NEW YORK — The Federal Communications Commission has voted on party lines to undo sweeping Obama-era “net neutrality” rules that guaranteed equal access to internet.
The agency’s Democratic commissioners dissented in the 3-2 vote Thursday.
The FCC’s new rules could usher in big changes in how Americans use the internet. The agency got rid of rules that barred companies like Comcast, AT&T and Verizon from playing favorites with internet apps and sites.
The broadband industry promises that the internet experience isn’t going to change. But protests have erupted online and in the streets as everyday Americans worry that cable and phone companies will be able to control what they see and do online.

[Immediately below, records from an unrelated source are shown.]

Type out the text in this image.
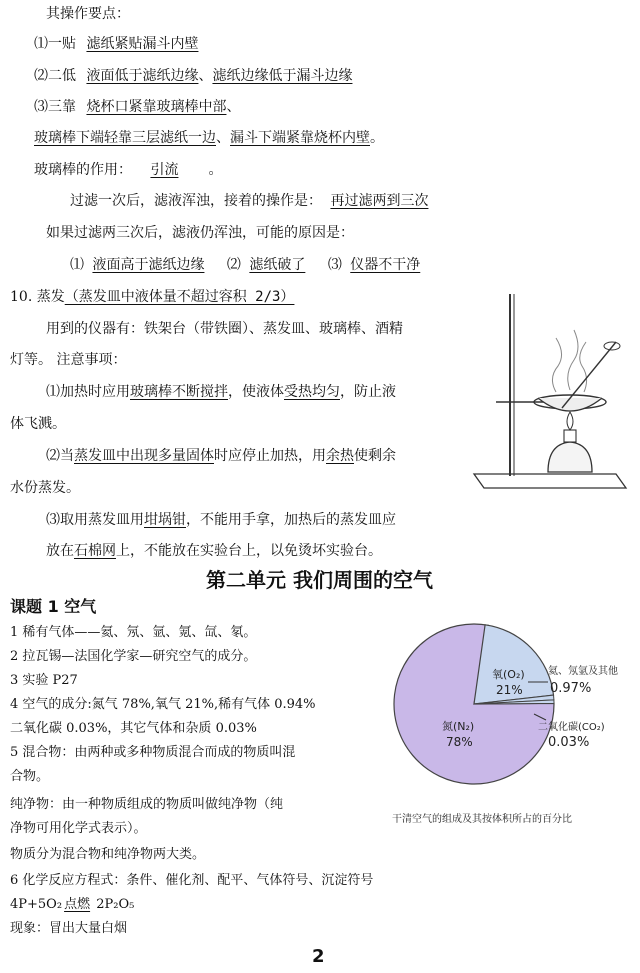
其操作要点：
⑴一贴 滤纸紧贴漏斗内壁
⑵二低 液面低于滤纸边缘、滤纸边缘低于漏斗边缘
⑶三靠 烧杯口紧靠玻璃棒中部、
玻璃棒下端轻靠三层滤纸一边、漏斗下端紧靠烧杯内壁。
玻璃棒的作用： 引流 。
过滤一次后，滤液浑浊，接着的操作是： 再过滤两到三次
如果过滤两三次后，滤液仍浑浊，可能的原因是：
⑴ 液面高于滤纸边缘 ⑵ 滤纸破了 ⑶ 仪器不干净
10. 蒸发（蒸发皿中液体量不超过容积 2/3）
用到的仪器有：铁架台（带铁圈）、蒸发皿、玻璃棒、酒精
灯等。 注意事项：
⑴加热时应用玻璃棒不断搅拌，使液体受热均匀，防止液
体飞溅。
⑵当蒸发皿中出现多量固体时应停止加热，用余热使剩余
水份蒸发。
⑶取用蒸发皿用坩埚钳，不能用手拿，加热后的蒸发皿应
放在石棉网上，不能放在实验台上，以免烫坏实验台。
第二单元 我们周围的空气
课题 1 空气
1 稀有气体——氦、氖、氩、氪、氙、氡。
2 拉瓦锡—法国化学家—研究空气的成分。
3 实验 P27
4 空气的成分:氮气 78%,氧气 21%,稀有气体 0.94%
二氧化碳 0.03%，其它气体和杂质 0.03%
5 混合物：由两种或多种物质混合而成的物质叫混
合物。
纯净物：由一种物质组成的物质叫做纯净物（纯
净物可用化学式表示）。
物质分为混合物和纯净物两大类。
6 化学反应方程式：条件、催化剂、配平、气体符号、沉淀符号
4P+5O₂ 点燃 2P₂O₅
现象：冒出大量白烟
氧(O₂)
21%
氮(N₂)
78%
氦、氖氩及其他
0.97%
二氧化碳(CO₂)
0.03%
干清空气的组成及其按体积所占的百分比
2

Net-neutrality supporters plan legal challenges. Some Democrats hope to ride that wave of public opinion into the 2018 elections.
FCC Chairman Ajit Pai, a Republican who said his plan to repeal net neutrality will eliminate unnecessary regulation, called the internet the “greatest free-market innovation in history.” He added that it “certainly wasn’t heavy-handed government regulation” that’s been responsible for the internet’s “phenomenal” development.
“Quite the contrary,” he said.
“What is the FCC doing today?” he asked. “Quite simply, we are restoring the light-touch framework that has governed the internet for most of its existence.”
Broadband providers, Pai said, will have stronger incentives to build networks, especially in underserved areas. Ending 2015 net neutrality rules, he says, will lead to a “free, more open internet.”
“The sky is not falling, consumers will remain protected and the internet will continue to thrive,” Pai said.
AT&T and other big internet service providers are applauding the FCC for unraveling sweeping net-neutrality rules that guaranteed equal access to the internet.
AT&T Senior Executive Vice President Bob Quinn said in a blog post Thursday that “the internet will continue to work tomorrow just as it always has.” Quinn says the company won’t block websites and it won’t throttle or degrade online traffic based on content.
The providers have argued that the overhaul will allow them to invest more money in broadband infrastructure over time, though it’s not clear how their claims will be measured.